DJ Shadow, The Outsider

DJ Shadow, The Outsider (2006)

The Outsider’s reliance on street rappers like Keak da Sneak, Turf Talk, Federation, and E-40 is drawing harsh criticism from many of Shadow’s longtime fans. They accuse him of “selling out,” but they shouldn’t be worried here. Nestled between the breezy pop song “This Time (I’m Gonna Do It My Way)” and the instrumental blues “Broken Levee Blues,” the five rap tracks admirably continue Shadow’s role as a cultural notary. They range from Keak and Turf Talk’s wacky party track “3 Freaks” to Mississippi rapper David Banner’s “Seein’ Thangs,” a case of political paranoia that flows easily into the aforementioned “Broken Levee Blues.” Other rappers like Phonte Coleman of Little Brother (“Backstage Girl”) and Q-Tip and Lateef the Truth Speaker (“Enuff”) participate.

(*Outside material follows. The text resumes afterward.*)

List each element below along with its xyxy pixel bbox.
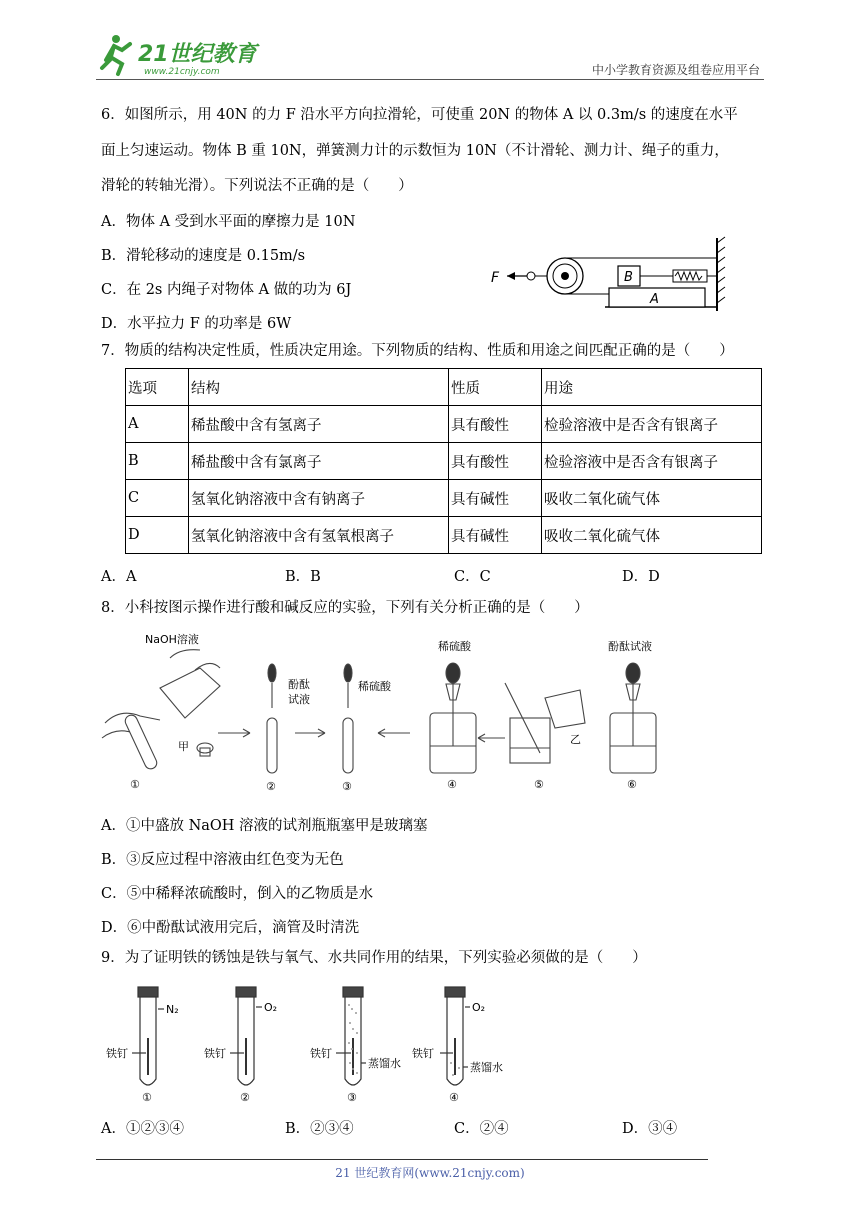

But it’s with mediocre singers like Sergio Pizzorno of Kasabian (“The Tiger”), Chris James of Stateless (“Erase You”), and Christina Carter of Charalambides (“What Have I Done”) that Shadow stumbles, as his productions yield to bathos. Why would Shadow use these sleepy-voiced balladeers when his instrumental wanderings sing as profoundly as anyone? It’s a question that hangs unresolved over The Outsider, which struggles to maintain a consistently singular voice through several mouthpieces. He undoubtedly wanted to expand his repertoire 10 years after Endtroducing, but the results of his aesthetic decision to use collaborators are mixed. Universal Motown.